信仰心。なんと便利な言葉であろうか。世界中で悪用されるのもむべなるかな。

そして俺もトマト様を食べながら、改めてその旨みに感動する。

熟したトマト様には GABA(ギャバ) というアミノ酸が豊富に含まれており、緊張やストレスを緩和し、安眠をもたらす効果があると言われている。

旨みをもたらすアミノ酸といえばその代表格はグルタミン酸であるが、トマト様は野菜界において、これのずば抜けた含有量を誇っておられる。

そしてGABAというのは、このグルタミン酸からの脱炭酸反応で合成されたγ- アミノ 酪酸(らくさん) の略称であり、近年、積極的に研究が進められている成分。

トマト様をこうして食べ続ければ、リルフィ様の精神もより安定し、安眠によってお肌の調子も更に整い、その美しさにより磨きがかかることであろう。でも現時点で限界突破しているのに、これ以上ってどうなるの? ちょっと想像つかない。

二人――否、一人と一匹でもぐもぐとトマト様を頬張っていると、リルフィ様がくすりと微笑まれた。

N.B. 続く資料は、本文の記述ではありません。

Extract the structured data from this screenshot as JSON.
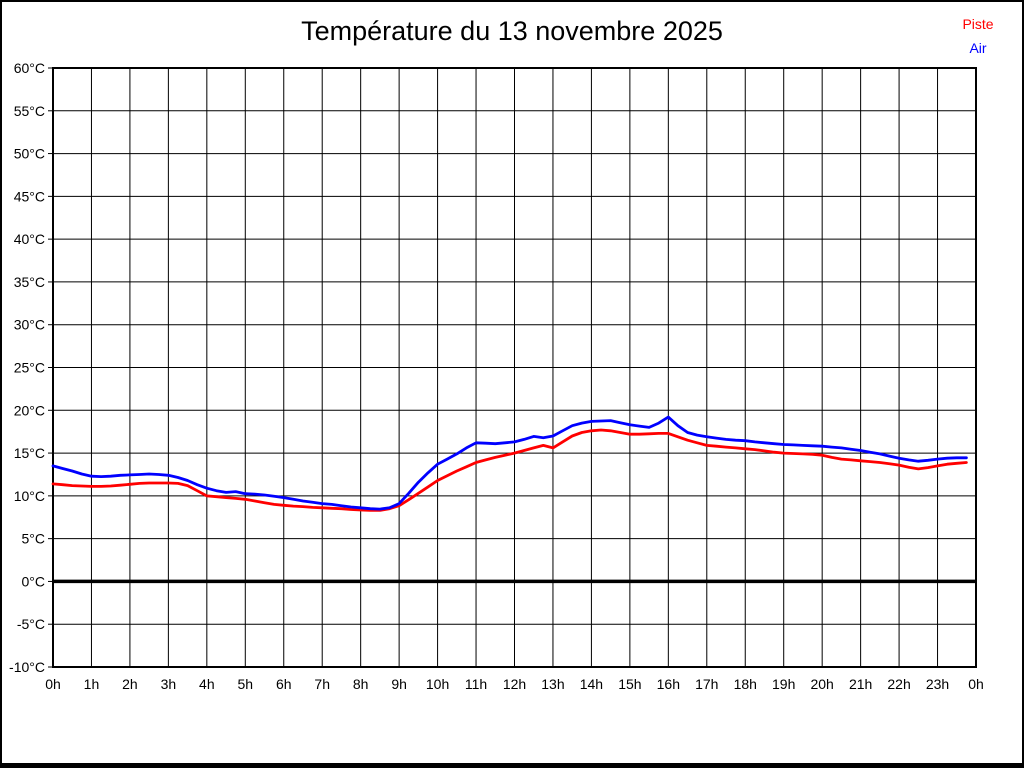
{
  "page": {
    "background": "#ffffff",
    "border_color": "#000000"
  },
  "chart_data": {
    "type": "line",
    "title": "Température du 13 novembre 2025",
    "grid": true,
    "x_axis": {
      "min": 0,
      "max": 24,
      "tick_step": 1,
      "unit": "h",
      "tick_labels": [
        "0h",
        "1h",
        "2h",
        "3h",
        "4h",
        "5h",
        "6h",
        "7h",
        "8h",
        "9h",
        "10h",
        "11h",
        "12h",
        "13h",
        "14h",
        "15h",
        "16h",
        "17h",
        "18h",
        "19h",
        "20h",
        "21h",
        "22h",
        "23h",
        "0h"
      ]
    },
    "y_axis": {
      "min": -10,
      "max": 60,
      "tick_step": 5,
      "unit": "°C",
      "zero_line_bold": true,
      "tick_labels": [
        "60°C",
        "55°C",
        "50°C",
        "45°C",
        "40°C",
        "35°C",
        "30°C",
        "25°C",
        "20°C",
        "15°C",
        "10°C",
        "5°C",
        "0°C",
        "-5°C",
        "-10°C"
      ]
    },
    "legend": {
      "position": "top-right",
      "entries": [
        {
          "label": "Piste",
          "color": "#ff0000"
        },
        {
          "label": "Air",
          "color": "#0000ff"
        }
      ]
    },
    "series": [
      {
        "name": "Piste",
        "color": "#ff0000",
        "points": [
          [
            0,
            11.4
          ],
          [
            0.25,
            11.3
          ],
          [
            0.5,
            11.2
          ],
          [
            0.75,
            11.15
          ],
          [
            1,
            11.1
          ],
          [
            1.25,
            11.1
          ],
          [
            1.5,
            11.15
          ],
          [
            1.75,
            11.25
          ],
          [
            2,
            11.35
          ],
          [
            2.25,
            11.45
          ],
          [
            2.5,
            11.5
          ],
          [
            2.75,
            11.5
          ],
          [
            3,
            11.5
          ],
          [
            3.25,
            11.45
          ],
          [
            3.5,
            11.2
          ],
          [
            3.75,
            10.6
          ],
          [
            4,
            10.0
          ],
          [
            4.25,
            9.9
          ],
          [
            4.5,
            9.8
          ],
          [
            4.75,
            9.7
          ],
          [
            5,
            9.6
          ],
          [
            5.25,
            9.4
          ],
          [
            5.5,
            9.2
          ],
          [
            5.75,
            9.0
          ],
          [
            6,
            8.9
          ],
          [
            6.25,
            8.8
          ],
          [
            6.5,
            8.75
          ],
          [
            6.75,
            8.65
          ],
          [
            7,
            8.6
          ],
          [
            7.25,
            8.55
          ],
          [
            7.5,
            8.5
          ],
          [
            7.75,
            8.4
          ],
          [
            8,
            8.35
          ],
          [
            8.25,
            8.3
          ],
          [
            8.5,
            8.3
          ],
          [
            8.75,
            8.5
          ],
          [
            9,
            8.85
          ],
          [
            9.25,
            9.55
          ],
          [
            9.5,
            10.3
          ],
          [
            9.75,
            11.05
          ],
          [
            10,
            11.8
          ],
          [
            10.25,
            12.35
          ],
          [
            10.5,
            12.9
          ],
          [
            10.75,
            13.4
          ],
          [
            11,
            13.9
          ],
          [
            11.25,
            14.2
          ],
          [
            11.5,
            14.5
          ],
          [
            11.75,
            14.75
          ],
          [
            12,
            15.0
          ],
          [
            12.25,
            15.3
          ],
          [
            12.5,
            15.6
          ],
          [
            12.75,
            15.9
          ],
          [
            13,
            15.6
          ],
          [
            13.25,
            16.3
          ],
          [
            13.5,
            17.0
          ],
          [
            13.75,
            17.4
          ],
          [
            14,
            17.6
          ],
          [
            14.25,
            17.7
          ],
          [
            14.5,
            17.6
          ],
          [
            14.75,
            17.4
          ],
          [
            15,
            17.2
          ],
          [
            15.25,
            17.2
          ],
          [
            15.5,
            17.25
          ],
          [
            15.75,
            17.3
          ],
          [
            16,
            17.3
          ],
          [
            16.25,
            16.9
          ],
          [
            16.5,
            16.5
          ],
          [
            16.75,
            16.2
          ],
          [
            17,
            15.9
          ],
          [
            17.25,
            15.8
          ],
          [
            17.5,
            15.7
          ],
          [
            17.75,
            15.6
          ],
          [
            18,
            15.5
          ],
          [
            18.25,
            15.4
          ],
          [
            18.5,
            15.25
          ],
          [
            18.75,
            15.1
          ],
          [
            19,
            15.0
          ],
          [
            19.25,
            14.95
          ],
          [
            19.5,
            14.9
          ],
          [
            19.75,
            14.85
          ],
          [
            20,
            14.75
          ],
          [
            20.25,
            14.5
          ],
          [
            20.5,
            14.3
          ],
          [
            20.75,
            14.2
          ],
          [
            21,
            14.1
          ],
          [
            21.25,
            14.0
          ],
          [
            21.5,
            13.9
          ],
          [
            21.75,
            13.75
          ],
          [
            22,
            13.6
          ],
          [
            22.25,
            13.35
          ],
          [
            22.5,
            13.15
          ],
          [
            22.75,
            13.3
          ],
          [
            23,
            13.5
          ],
          [
            23.25,
            13.7
          ],
          [
            23.5,
            13.8
          ],
          [
            23.75,
            13.9
          ]
        ]
      },
      {
        "name": "Air",
        "color": "#0000ff",
        "points": [
          [
            0,
            13.5
          ],
          [
            0.25,
            13.2
          ],
          [
            0.5,
            12.9
          ],
          [
            0.75,
            12.55
          ],
          [
            1,
            12.3
          ],
          [
            1.25,
            12.25
          ],
          [
            1.5,
            12.3
          ],
          [
            1.75,
            12.4
          ],
          [
            2,
            12.45
          ],
          [
            2.25,
            12.5
          ],
          [
            2.5,
            12.55
          ],
          [
            2.75,
            12.5
          ],
          [
            3,
            12.4
          ],
          [
            3.25,
            12.15
          ],
          [
            3.5,
            11.8
          ],
          [
            3.75,
            11.3
          ],
          [
            4,
            10.9
          ],
          [
            4.25,
            10.6
          ],
          [
            4.5,
            10.4
          ],
          [
            4.75,
            10.5
          ],
          [
            5,
            10.25
          ],
          [
            5.25,
            10.2
          ],
          [
            5.5,
            10.1
          ],
          [
            5.75,
            9.95
          ],
          [
            6,
            9.8
          ],
          [
            6.25,
            9.6
          ],
          [
            6.5,
            9.4
          ],
          [
            6.75,
            9.25
          ],
          [
            7,
            9.1
          ],
          [
            7.25,
            9.0
          ],
          [
            7.5,
            8.85
          ],
          [
            7.75,
            8.7
          ],
          [
            8,
            8.6
          ],
          [
            8.25,
            8.5
          ],
          [
            8.5,
            8.45
          ],
          [
            8.75,
            8.6
          ],
          [
            9,
            9.1
          ],
          [
            9.25,
            10.3
          ],
          [
            9.5,
            11.6
          ],
          [
            9.75,
            12.7
          ],
          [
            10,
            13.7
          ],
          [
            10.25,
            14.3
          ],
          [
            10.5,
            14.9
          ],
          [
            10.75,
            15.6
          ],
          [
            11,
            16.2
          ],
          [
            11.25,
            16.15
          ],
          [
            11.5,
            16.1
          ],
          [
            11.75,
            16.2
          ],
          [
            12,
            16.3
          ],
          [
            12.25,
            16.6
          ],
          [
            12.5,
            16.95
          ],
          [
            12.75,
            16.8
          ],
          [
            13,
            17.0
          ],
          [
            13.25,
            17.6
          ],
          [
            13.5,
            18.2
          ],
          [
            13.75,
            18.5
          ],
          [
            14,
            18.7
          ],
          [
            14.25,
            18.75
          ],
          [
            14.5,
            18.8
          ],
          [
            14.75,
            18.55
          ],
          [
            15,
            18.3
          ],
          [
            15.25,
            18.15
          ],
          [
            15.5,
            18.0
          ],
          [
            15.75,
            18.5
          ],
          [
            16,
            19.2
          ],
          [
            16.25,
            18.2
          ],
          [
            16.5,
            17.4
          ],
          [
            16.75,
            17.1
          ],
          [
            17,
            16.9
          ],
          [
            17.25,
            16.75
          ],
          [
            17.5,
            16.6
          ],
          [
            17.75,
            16.5
          ],
          [
            18,
            16.45
          ],
          [
            18.25,
            16.3
          ],
          [
            18.5,
            16.2
          ],
          [
            18.75,
            16.1
          ],
          [
            19,
            16.0
          ],
          [
            19.25,
            15.95
          ],
          [
            19.5,
            15.9
          ],
          [
            19.75,
            15.85
          ],
          [
            20,
            15.8
          ],
          [
            20.25,
            15.7
          ],
          [
            20.5,
            15.6
          ],
          [
            20.75,
            15.45
          ],
          [
            21,
            15.3
          ],
          [
            21.25,
            15.1
          ],
          [
            21.5,
            14.9
          ],
          [
            21.75,
            14.65
          ],
          [
            22,
            14.4
          ],
          [
            22.25,
            14.2
          ],
          [
            22.5,
            14.05
          ],
          [
            22.75,
            14.15
          ],
          [
            23,
            14.3
          ],
          [
            23.25,
            14.4
          ],
          [
            23.5,
            14.45
          ],
          [
            23.75,
            14.45
          ]
        ]
      }
    ]
  }
}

「ルークさんは……本当に、このトマト様が好きなのですね」

「はい! 前にいた世界ではそれほどでもなかったのですが、こちらに来てから目覚めた感じです」

クラリス様に拾われた前後。

うっかりトマト様に忠誠を誓ってしまい、「トマトの下僕」なる称号を得た。俺の信仰は、あるいはこの称号の影響で始まったのやもしれぬ……

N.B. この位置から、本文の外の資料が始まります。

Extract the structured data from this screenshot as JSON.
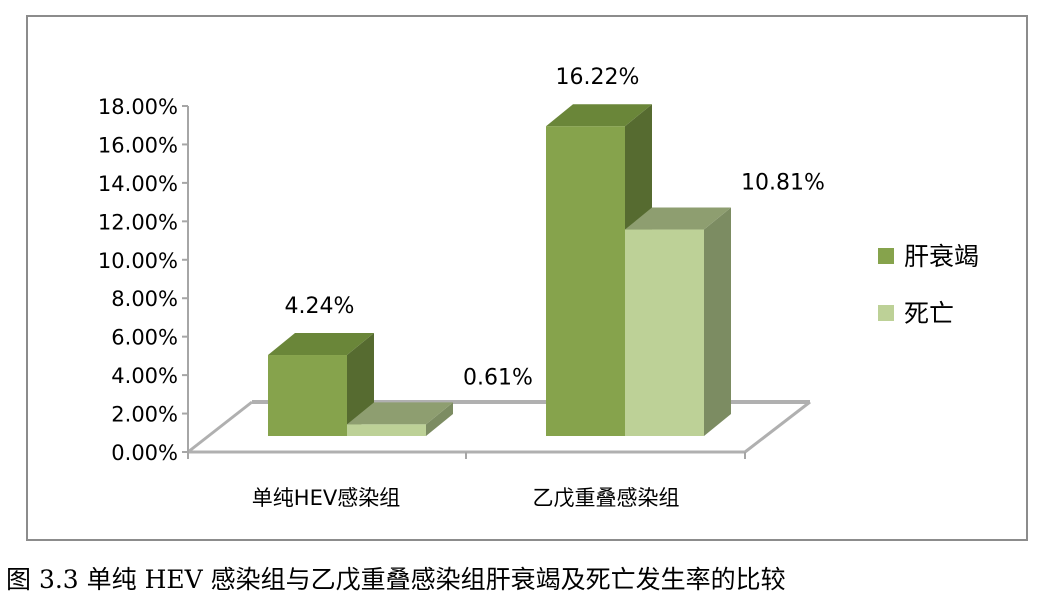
{
  "chart_data": {
    "type": "bar",
    "style": "3d-clustered-column",
    "categories": [
      "单纯HEV感染组",
      "乙戊重叠感染组"
    ],
    "series": [
      {
        "name": "肝衰竭",
        "values": [
          4.24,
          16.22
        ],
        "color": "#86a34c",
        "labels": [
          "4.24%",
          "16.22%"
        ]
      },
      {
        "name": "死亡",
        "values": [
          0.61,
          10.81
        ],
        "color": "#bdd197",
        "labels": [
          "0.61%",
          "10.81%"
        ]
      }
    ],
    "yticks": [
      "0.00%",
      "2.00%",
      "4.00%",
      "6.00%",
      "8.00%",
      "10.00%",
      "12.00%",
      "14.00%",
      "16.00%",
      "18.00%"
    ],
    "ylim": [
      0,
      18
    ],
    "unit": "%",
    "grid": false,
    "legend": "right"
  },
  "caption": "图 3.3  单纯 HEV 感染组与乙戊重叠感染组肝衰竭及死亡发生率的比较"
}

称号は持っているだけでもそれぞれに応じた特殊な効果が生まれるらしい。俺の場合、トマト様を食すことで、健康面などに何らかのバフがかかっている可能性はありそう。こっちに来てから、「つかれた」「おなかすいた」「ねむい」以外の体調の悪化を感じたことが一度もない。

トマト様のステマ……ダイマが一段落したところで、俺はリルフィ様をお風呂に誘った。いや、入浴ではない。設備のチェックである。

今後はたぶん、ライゼー様や使用人の皆様にもお使いいただける設備であり、使い方をリルフィ様に把握していただいた上で、その説明役をお願いしたい。

外出予定はそこそこあるが、今日からしばらくは、リーデルハイン領での快適スローライフがはじまる予定である。

俺も畑を耕したりお風呂に入ったり新作スイーツの研究開発に没頭したりと、一介の猫さんらしい生活をしたい。

……しかし希望とは、えてして脆くも崩れ去るものである。